The Trial Judge did not make a clear finding as to causation in finding Woolworths liable. Woolworths appealed.

Court of Appeal

The NSW Court of Appeal overturned the decision holding that the Trial Judge had erred in finding the breach of duty caused the accident. The Court held that Strong had not presented evidence sufficient to permit an inference of "factual causation" and made factual findings very favourable to Woolworths. In order to discharge that onus the Court held that Strong would have been required to tender evidence to permit a finding that the chip was on the floor for longer than 15-20 minutes such that a reasonable system of cleaning would have detected and removed it and the accident would then not have occurred.

High Court

The High Court granted Strong Special Leave to Appeal.

The Court unanimously rejected Strong's criticism of the construction of s5D by the Court of Appeal. The High Court held that "factual Causation" in s5D(1)(a) was a statutory statement of the familiar 'but for' test. That test provides that a breach of duty of care will be found to have caused an accident if the accident would not have occurred but for the negligence. Otherwise the "scope of liability" requirement in s5D(1)(b) incorporated the requirements of reasonableness, and s5D(2) makes allowance for circumstances where the factual causation could not be established on the 'but for' basis. That section allows a finding of causation where the negligence materially contributes to the appellant's harm, but is not the "sole cause".

The question for consideration however, was whether the Court of Appeal had erred in finding that Strong had not satisfied the onus of proof in tendering evidence to support an inference on the balance of probabilities of factual causation.

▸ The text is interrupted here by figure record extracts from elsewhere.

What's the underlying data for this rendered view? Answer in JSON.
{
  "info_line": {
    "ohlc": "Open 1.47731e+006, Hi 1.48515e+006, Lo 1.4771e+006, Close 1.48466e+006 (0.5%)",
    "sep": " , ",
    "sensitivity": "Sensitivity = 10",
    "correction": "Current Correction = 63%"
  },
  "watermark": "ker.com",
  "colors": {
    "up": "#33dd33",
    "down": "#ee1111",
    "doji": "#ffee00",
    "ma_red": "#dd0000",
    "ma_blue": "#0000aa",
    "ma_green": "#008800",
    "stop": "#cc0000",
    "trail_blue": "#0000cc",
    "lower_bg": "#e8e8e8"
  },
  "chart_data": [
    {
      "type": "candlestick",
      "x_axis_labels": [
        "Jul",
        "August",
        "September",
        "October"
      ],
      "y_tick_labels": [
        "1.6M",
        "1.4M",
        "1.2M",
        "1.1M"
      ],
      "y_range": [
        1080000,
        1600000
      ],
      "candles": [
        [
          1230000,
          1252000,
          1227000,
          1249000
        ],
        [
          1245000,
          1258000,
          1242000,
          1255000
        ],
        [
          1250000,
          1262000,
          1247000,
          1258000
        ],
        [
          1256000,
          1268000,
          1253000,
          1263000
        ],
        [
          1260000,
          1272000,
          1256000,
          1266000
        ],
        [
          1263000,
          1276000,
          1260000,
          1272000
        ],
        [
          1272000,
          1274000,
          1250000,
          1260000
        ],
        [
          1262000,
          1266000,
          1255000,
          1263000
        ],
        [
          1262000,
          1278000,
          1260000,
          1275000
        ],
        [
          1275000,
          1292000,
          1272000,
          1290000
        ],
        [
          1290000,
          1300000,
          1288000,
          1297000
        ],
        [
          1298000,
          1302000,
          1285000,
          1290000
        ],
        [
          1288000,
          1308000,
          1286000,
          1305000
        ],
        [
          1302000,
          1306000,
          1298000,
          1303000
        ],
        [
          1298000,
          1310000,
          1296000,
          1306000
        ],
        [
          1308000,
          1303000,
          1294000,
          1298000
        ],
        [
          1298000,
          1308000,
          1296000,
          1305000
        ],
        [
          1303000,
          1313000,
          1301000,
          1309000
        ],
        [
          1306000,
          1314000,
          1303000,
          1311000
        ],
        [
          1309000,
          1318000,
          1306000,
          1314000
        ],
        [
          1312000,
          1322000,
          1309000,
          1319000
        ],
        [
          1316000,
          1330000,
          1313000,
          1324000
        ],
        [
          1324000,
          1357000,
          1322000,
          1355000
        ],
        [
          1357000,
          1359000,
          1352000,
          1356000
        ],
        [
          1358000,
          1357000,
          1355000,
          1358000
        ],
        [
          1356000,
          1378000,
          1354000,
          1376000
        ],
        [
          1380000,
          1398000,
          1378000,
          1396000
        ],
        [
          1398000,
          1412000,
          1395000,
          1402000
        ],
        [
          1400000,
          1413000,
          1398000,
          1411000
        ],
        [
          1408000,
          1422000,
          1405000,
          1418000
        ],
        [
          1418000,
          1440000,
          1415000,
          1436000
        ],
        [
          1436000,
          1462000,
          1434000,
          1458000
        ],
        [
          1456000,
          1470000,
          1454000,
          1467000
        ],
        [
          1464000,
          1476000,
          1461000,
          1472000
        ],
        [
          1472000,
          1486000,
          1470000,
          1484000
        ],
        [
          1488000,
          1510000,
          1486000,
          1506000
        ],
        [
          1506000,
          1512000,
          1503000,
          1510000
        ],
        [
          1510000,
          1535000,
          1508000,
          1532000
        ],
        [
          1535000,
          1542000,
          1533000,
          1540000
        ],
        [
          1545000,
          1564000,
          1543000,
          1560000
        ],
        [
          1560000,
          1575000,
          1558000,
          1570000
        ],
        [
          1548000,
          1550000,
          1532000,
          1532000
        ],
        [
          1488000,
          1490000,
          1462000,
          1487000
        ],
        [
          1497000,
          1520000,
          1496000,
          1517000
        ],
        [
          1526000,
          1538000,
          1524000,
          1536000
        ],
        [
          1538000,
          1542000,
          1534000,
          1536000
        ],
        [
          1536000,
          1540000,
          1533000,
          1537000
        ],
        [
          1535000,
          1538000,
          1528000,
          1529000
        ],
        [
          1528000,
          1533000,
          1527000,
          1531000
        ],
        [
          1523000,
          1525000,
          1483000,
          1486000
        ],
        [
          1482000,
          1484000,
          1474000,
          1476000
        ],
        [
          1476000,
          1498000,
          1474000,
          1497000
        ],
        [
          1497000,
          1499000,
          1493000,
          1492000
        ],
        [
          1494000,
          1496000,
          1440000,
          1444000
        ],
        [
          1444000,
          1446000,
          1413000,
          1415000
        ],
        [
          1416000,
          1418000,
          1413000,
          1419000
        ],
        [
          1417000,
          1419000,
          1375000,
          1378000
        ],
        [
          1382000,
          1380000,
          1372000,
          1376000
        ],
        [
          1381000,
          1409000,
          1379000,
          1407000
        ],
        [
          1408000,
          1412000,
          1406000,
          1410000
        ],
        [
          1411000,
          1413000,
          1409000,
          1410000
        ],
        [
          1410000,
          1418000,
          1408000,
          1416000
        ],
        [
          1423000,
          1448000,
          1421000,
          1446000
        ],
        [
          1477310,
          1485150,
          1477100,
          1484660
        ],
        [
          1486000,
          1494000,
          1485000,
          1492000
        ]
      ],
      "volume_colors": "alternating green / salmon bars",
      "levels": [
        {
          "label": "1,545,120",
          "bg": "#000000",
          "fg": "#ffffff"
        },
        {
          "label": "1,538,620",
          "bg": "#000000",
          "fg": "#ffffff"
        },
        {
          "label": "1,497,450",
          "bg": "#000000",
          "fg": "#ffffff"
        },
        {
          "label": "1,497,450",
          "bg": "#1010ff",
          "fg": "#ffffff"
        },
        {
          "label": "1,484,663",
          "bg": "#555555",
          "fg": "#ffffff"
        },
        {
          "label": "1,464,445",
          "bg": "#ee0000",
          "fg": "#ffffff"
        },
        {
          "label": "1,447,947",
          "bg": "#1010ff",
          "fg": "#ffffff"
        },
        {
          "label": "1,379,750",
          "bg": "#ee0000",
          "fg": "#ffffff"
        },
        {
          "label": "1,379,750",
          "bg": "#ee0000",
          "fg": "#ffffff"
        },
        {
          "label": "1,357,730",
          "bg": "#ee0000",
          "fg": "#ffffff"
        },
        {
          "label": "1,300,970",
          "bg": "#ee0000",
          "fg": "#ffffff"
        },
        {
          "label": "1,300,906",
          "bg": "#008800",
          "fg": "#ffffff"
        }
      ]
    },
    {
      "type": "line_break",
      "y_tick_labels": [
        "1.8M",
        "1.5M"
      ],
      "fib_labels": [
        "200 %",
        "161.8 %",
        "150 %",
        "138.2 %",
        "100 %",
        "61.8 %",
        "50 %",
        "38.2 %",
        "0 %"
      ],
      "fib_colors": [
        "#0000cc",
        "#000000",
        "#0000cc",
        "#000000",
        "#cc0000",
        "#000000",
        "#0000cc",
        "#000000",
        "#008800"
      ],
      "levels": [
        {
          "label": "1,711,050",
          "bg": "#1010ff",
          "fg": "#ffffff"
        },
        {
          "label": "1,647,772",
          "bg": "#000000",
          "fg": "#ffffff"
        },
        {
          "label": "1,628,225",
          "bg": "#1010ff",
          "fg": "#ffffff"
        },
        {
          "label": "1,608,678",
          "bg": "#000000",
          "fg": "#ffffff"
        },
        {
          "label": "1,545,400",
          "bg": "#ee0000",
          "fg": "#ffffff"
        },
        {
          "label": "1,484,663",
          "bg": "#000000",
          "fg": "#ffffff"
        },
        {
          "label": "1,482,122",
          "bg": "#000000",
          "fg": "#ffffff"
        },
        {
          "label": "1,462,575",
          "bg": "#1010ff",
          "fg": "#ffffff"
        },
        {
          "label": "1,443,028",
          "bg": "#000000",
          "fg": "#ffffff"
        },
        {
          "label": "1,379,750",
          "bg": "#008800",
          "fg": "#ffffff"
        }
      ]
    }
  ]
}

The High Court by 4-1 majority, found that Strong had discharged the onus, despite the absence of direct evidence as to the time the chip had been present prior to the fall (such as observations as to the condition of the chip). The majority noted that the potential for the chip to have been dropped at any time between 8.00 am and 12.30 pm and held it legitimate to infer that it had been present for more than 15 minutes prior to the accident period because, simply, on balance it was more probable in the circumstances of this case that the chip had been dropped in the approximately 3.5 hours from the start of trading than the 15 minutes preceding the accident.

In coming to that conclusion the majority was critical of the Court of Appeal's conclusion that there was no evidence to support the inference based on its factual findings as those factual findings made (in favour of Woolworths) were not open on the evidence.

Conclusion

The decision is of significant assistance to plaintiffs in discharging the often difficult onus to establish causation. This aspect will remain 'fact rich' and, practically speaking, absent an occupier tendering compelling evidence to establish that it was at least equally likely that the foreign substance was dropped within the time a reasonable system of cleaning would have removed it, the plaintiff will establish causation on probability grounds. In some cases evidence may be available to that the foreign substance was on sale for a limited period prior to the accident thus restricting the potential time it could have been present on a floor.

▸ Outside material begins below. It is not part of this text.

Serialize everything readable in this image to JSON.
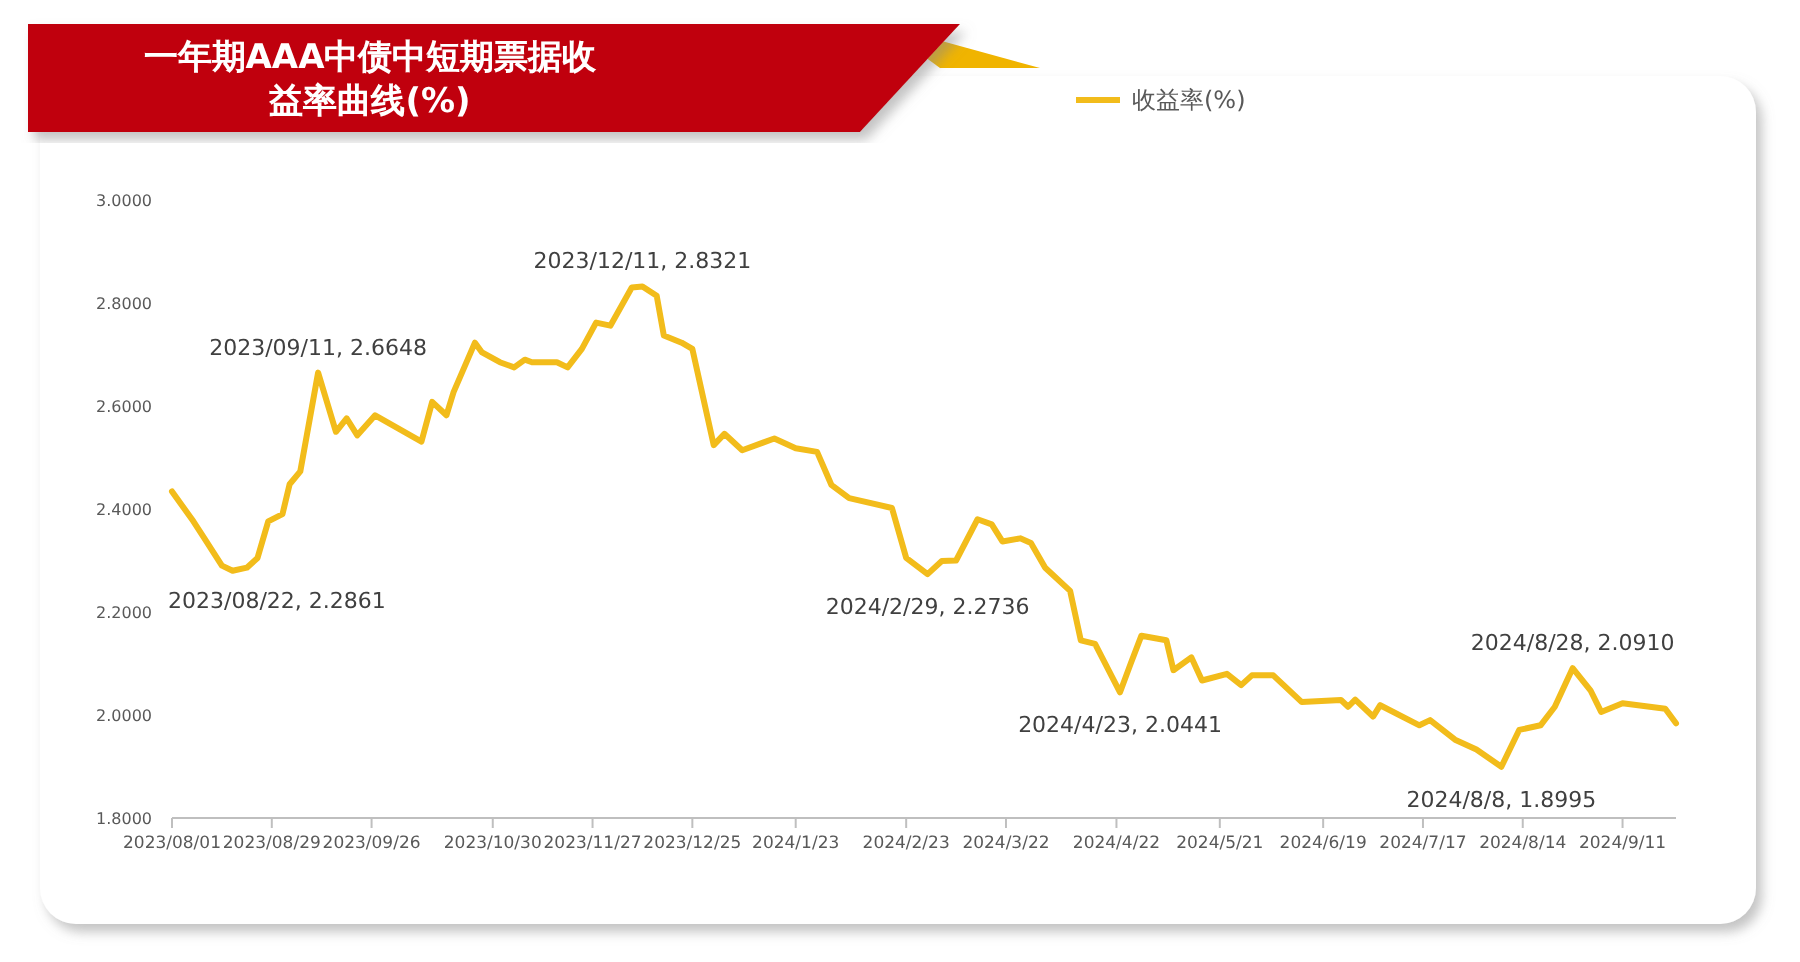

However, that evidence is likely to usually be as to the system of cleaning so the retention of direct evidence of the cleaning system on the day of the accident (such as CCTV footage or electronic 'wand' records) is essential to the defence of these types of cases.

The content of this article is intended to provide a general guide to the subject matter. Specialist advice should be sought about your specific circumstances.